Excursion du 06.03.2018

Lors de notre visite du Cabinet d’Arts Graphiques (CdAG) de Genève et plus particulièrement, de l’exposition consacrée à Barthélémy Menn, nous avons eu la chance d’être reçus par Caroline Guignard, assistante conservatrice du cabinet – avec la présence de Maria Dolores Garcia, gestionnaire de collection – qui nous a proposé un historique du CdAG et un exposé de sa formation et de son travail au sein de l’établissement.

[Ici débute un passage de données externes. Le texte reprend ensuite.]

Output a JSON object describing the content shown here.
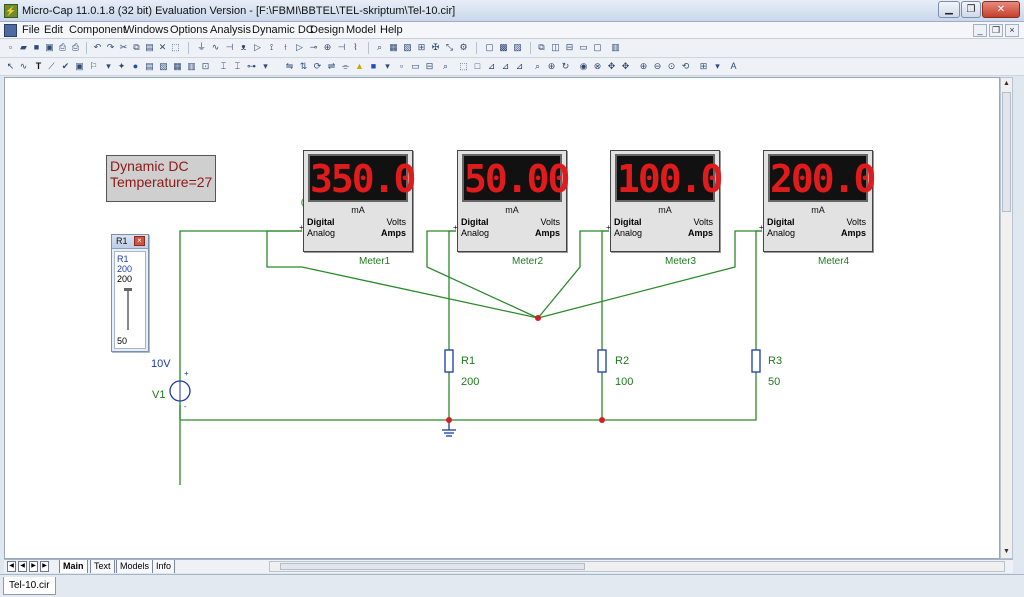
{
  "window": {
    "title": "Micro-Cap 11.0.1.8 (32 bit) Evaluation Version - [F:\\FBMI\\BBTEL\\TEL-skriptum\\Tel-10.cir]"
  },
  "menu": [
    "File",
    "Edit",
    "Component",
    "Windows",
    "Options",
    "Analysis",
    "Dynamic DC",
    "Design",
    "Model",
    "Help"
  ],
  "schematic": {
    "analysis_box": {
      "line1": "Dynamic DC",
      "line2": "Temperature=27"
    },
    "node_label": "0",
    "slider": {
      "title": "R1",
      "name": "R1",
      "value": "200",
      "current": "200",
      "min": "50"
    },
    "meters": [
      {
        "value": "350.0",
        "unit": "mA",
        "mode_top": "Digital",
        "mode_bottom": "Analog",
        "type_top": "Volts",
        "type_bottom": "Amps",
        "name": "Meter1"
      },
      {
        "value": "50.00",
        "unit": "mA",
        "mode_top": "Digital",
        "mode_bottom": "Analog",
        "type_top": "Volts",
        "type_bottom": "Amps",
        "name": "Meter2"
      },
      {
        "value": "100.0",
        "unit": "mA",
        "mode_top": "Digital",
        "mode_bottom": "Analog",
        "type_top": "Volts",
        "type_bottom": "Amps",
        "name": "Meter3"
      },
      {
        "value": "200.0",
        "unit": "mA",
        "mode_top": "Digital",
        "mode_bottom": "Analog",
        "type_top": "Volts",
        "type_bottom": "Amps",
        "name": "Meter4"
      }
    ],
    "source": {
      "name": "V1",
      "value": "10V"
    },
    "resistors": [
      {
        "name": "R1",
        "value": "200"
      },
      {
        "name": "R2",
        "value": "100"
      },
      {
        "name": "R3",
        "value": "50"
      }
    ],
    "wire_color": "#2a8a2a",
    "node_color": "#d21f1f",
    "component_color": "#1b3aa8"
  },
  "sheet_tabs": [
    "Main",
    "Text",
    "Models",
    "Info"
  ],
  "document_tab": "Tel-10.cir"
}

Département du Musée d’art et d’histoire (MAH) à part entière, le Cabinet d’Arts Graphiques est né en 2010 de la fusion du Cabinet des dessins et du Cabinet des estampes. Si les deux pratiques utilisent des techniques différentes, elles ont en commun un même support : le papier. Avant de se réunir sous une même enseigne, les deux cabinets ont connu une histoire très différente l’une de l’autre. En effet, si le Cabinet des dessins a été créé en 1964, le cabinet des estampes a lui été fondé en 1886. Située à l’origine au Musée des arts décoratifs, la collection d’estampes a été intégrée au Musée d’art et d’histoire à son inauguration en 1910 – ou plus précisément à la bibliothèque de ce même musée, pour être transférée en 1952 dans un bâtiment d’habitation, ancien hôtel de surcroît, dans lequel nous avons été reçus. La collection comprend des estampes issues de toutes les écoles européennes, dont des grands noms vénitiens du XVIIIe et français du XIXe (contrairement à la collection de dessins qui comprend des œuvres plus « locales » à l’échelle suisse, dont les carnets complets de Ferdinand Hodler et les histoires en image de Rodolf Töpffer). Dans le « département » des estampes sont également conservées toutes sortes d’œuvres se rapportant à l’art multiplié, œuvres reproduites en série, comme des livres d’artistes, des portfolios, des photographies, ainsi que quelques multiples en trois dimensions. Chaque type d’œuvre représente un défi en soi, car il ne demandera pas les mêmes modes de traitement et de conservation qu’un autre.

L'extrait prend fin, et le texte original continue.